Elvie looks like this immediately after waking every single day. I do not. This is more my speed:
I am tired much of the time. It's okay. I have figured out a way to handle it, mostly. Sometimes I wonder if life will ever let up, if I'll ever figure out how to get diapers and bottles washed midday so I'm not waiting up for either the dryer or the dishwasher to be done. But mostly I think about Elvie's upcoming surgery, and I treasure the days she wakes up so full of joy. The surgeons are meeting this week for pre-op planning, and my heart leaps into my throat every time I think about it. We will know a date, and then it will happen. The fear I feel is the same fear I felt the day that I saw Elvie's ribs and the outline of her intestines through her skin, and I knew that her life was more fragile than we'd guessed. I keep thinking that we got home, and she got better, and that is the hope I cling to. It is what I have.
She will be baptized on Sunday into the Orthodox Christian faith. She is going to hate getting wet. We will all be wearing our finest Ethiopian clothes, to welcome her as newly illumined, though to be honest, it seems she is full of light already. It has been a long time coming, and I know that her Ethiopian family will rejoice with us. This is something they wanted for her, too.
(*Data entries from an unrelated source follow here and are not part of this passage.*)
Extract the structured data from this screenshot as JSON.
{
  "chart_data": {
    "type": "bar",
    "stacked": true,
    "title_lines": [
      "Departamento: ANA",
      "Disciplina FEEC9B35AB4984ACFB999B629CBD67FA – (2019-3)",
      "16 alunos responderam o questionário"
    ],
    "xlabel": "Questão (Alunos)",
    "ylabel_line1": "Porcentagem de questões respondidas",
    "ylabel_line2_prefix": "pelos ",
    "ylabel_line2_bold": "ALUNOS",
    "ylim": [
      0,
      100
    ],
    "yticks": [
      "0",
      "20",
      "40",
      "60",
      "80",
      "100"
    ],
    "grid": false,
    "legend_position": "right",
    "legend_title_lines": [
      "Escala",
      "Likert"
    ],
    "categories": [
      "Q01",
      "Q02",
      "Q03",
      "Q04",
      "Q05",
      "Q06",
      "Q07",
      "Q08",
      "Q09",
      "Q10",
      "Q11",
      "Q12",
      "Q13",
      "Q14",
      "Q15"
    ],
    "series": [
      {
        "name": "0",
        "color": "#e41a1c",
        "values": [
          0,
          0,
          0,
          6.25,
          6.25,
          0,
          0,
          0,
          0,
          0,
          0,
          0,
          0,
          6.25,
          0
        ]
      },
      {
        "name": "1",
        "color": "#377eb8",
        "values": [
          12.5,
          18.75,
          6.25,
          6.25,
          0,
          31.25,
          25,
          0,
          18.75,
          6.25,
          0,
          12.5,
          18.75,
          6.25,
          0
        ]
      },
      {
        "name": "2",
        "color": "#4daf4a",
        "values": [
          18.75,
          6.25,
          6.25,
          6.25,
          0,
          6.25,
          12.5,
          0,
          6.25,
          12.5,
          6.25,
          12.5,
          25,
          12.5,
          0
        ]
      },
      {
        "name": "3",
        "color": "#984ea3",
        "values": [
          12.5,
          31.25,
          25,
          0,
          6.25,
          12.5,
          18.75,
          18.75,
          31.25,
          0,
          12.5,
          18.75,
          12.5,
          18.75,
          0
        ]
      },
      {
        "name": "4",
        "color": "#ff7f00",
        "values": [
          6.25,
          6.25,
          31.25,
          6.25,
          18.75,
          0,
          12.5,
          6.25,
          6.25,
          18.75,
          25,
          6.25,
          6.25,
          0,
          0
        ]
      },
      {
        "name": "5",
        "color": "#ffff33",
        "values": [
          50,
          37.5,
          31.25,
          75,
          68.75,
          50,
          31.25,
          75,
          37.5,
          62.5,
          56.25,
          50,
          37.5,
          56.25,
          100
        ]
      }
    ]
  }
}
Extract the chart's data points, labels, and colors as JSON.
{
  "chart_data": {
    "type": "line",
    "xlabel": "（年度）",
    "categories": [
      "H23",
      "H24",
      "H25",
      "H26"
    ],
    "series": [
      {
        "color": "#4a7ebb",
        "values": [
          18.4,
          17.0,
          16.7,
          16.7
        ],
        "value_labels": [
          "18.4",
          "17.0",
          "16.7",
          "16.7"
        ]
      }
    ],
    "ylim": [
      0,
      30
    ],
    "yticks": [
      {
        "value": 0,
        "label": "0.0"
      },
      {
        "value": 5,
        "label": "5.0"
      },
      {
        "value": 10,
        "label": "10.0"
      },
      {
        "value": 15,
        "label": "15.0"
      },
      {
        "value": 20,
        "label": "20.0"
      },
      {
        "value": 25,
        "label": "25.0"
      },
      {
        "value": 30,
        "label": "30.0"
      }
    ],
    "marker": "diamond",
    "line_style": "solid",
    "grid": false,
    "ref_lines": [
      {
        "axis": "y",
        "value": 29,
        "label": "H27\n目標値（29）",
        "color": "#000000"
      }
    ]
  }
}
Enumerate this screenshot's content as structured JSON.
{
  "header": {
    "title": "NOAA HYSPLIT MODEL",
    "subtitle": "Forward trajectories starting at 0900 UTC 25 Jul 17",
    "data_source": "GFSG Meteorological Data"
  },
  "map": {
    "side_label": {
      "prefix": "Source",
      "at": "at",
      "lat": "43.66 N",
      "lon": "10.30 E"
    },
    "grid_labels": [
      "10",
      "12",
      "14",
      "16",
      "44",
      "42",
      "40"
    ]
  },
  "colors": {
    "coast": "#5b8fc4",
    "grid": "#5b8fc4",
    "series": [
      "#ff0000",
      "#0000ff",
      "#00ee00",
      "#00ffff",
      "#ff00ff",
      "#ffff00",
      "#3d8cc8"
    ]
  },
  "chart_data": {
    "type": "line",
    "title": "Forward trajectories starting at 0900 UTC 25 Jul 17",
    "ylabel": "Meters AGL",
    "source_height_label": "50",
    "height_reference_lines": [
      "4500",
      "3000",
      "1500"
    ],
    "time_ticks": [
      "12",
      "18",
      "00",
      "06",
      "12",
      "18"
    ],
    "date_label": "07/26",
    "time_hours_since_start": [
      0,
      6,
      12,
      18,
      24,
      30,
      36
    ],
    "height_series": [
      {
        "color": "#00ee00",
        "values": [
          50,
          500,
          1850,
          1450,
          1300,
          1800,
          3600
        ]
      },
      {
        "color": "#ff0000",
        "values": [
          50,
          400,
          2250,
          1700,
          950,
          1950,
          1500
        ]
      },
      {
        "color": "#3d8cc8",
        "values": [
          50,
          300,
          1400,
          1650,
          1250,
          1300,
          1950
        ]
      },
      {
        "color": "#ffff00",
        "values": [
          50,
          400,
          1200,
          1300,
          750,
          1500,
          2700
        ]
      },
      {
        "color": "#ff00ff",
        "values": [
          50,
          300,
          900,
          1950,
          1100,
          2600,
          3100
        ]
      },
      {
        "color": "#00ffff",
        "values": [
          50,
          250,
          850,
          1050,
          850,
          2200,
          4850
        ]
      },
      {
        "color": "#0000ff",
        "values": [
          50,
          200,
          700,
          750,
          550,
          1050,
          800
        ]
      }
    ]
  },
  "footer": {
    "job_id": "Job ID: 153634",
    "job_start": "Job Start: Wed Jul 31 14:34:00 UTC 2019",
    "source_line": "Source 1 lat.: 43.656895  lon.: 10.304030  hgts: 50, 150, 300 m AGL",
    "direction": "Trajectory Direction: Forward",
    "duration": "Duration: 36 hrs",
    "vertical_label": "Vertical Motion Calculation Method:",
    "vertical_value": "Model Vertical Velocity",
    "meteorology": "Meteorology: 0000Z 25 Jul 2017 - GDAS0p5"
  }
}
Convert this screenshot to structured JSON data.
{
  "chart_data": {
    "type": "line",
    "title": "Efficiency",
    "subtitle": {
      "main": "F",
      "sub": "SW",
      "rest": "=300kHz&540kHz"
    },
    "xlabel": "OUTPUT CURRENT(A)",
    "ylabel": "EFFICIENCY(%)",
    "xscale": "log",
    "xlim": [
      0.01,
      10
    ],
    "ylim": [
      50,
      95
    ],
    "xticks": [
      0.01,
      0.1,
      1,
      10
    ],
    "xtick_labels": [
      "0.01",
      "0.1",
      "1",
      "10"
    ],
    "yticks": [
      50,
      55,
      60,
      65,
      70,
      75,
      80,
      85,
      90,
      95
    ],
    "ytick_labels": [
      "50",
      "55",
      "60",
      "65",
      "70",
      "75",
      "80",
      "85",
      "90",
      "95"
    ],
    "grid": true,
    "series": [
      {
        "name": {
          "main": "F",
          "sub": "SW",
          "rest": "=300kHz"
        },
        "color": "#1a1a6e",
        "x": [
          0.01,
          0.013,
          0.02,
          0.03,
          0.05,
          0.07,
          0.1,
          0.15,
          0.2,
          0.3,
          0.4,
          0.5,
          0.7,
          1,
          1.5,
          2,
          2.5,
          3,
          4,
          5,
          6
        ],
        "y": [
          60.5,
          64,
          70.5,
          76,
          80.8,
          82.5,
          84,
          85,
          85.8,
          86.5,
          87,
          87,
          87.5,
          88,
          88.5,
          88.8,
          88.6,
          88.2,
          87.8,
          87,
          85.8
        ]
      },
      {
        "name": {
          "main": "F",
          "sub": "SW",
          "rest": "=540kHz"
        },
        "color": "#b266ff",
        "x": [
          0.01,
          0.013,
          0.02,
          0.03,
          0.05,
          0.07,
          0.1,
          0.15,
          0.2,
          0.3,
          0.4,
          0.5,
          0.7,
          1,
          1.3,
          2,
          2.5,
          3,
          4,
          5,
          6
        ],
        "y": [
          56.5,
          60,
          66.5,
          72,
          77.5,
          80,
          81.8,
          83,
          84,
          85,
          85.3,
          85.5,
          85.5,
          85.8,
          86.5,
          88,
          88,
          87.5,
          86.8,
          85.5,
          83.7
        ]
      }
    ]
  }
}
Once that is done, we will just wait for what is next. I will stockpile items that will be handy in the hospital because being overly prepared yet strangely unprepared is what I do best. I will keep breathing and waiting. I will hold my baby every morning when she wakes up, even if I can't quite get my eyes open, and I'll kiss her cheeks and her lips and her hands, and I'll let Zinashi hold her all by herself, because each day we have with her is a gift. And if I sound like a cheesy greeting card, then so be it, because it is absolutely true.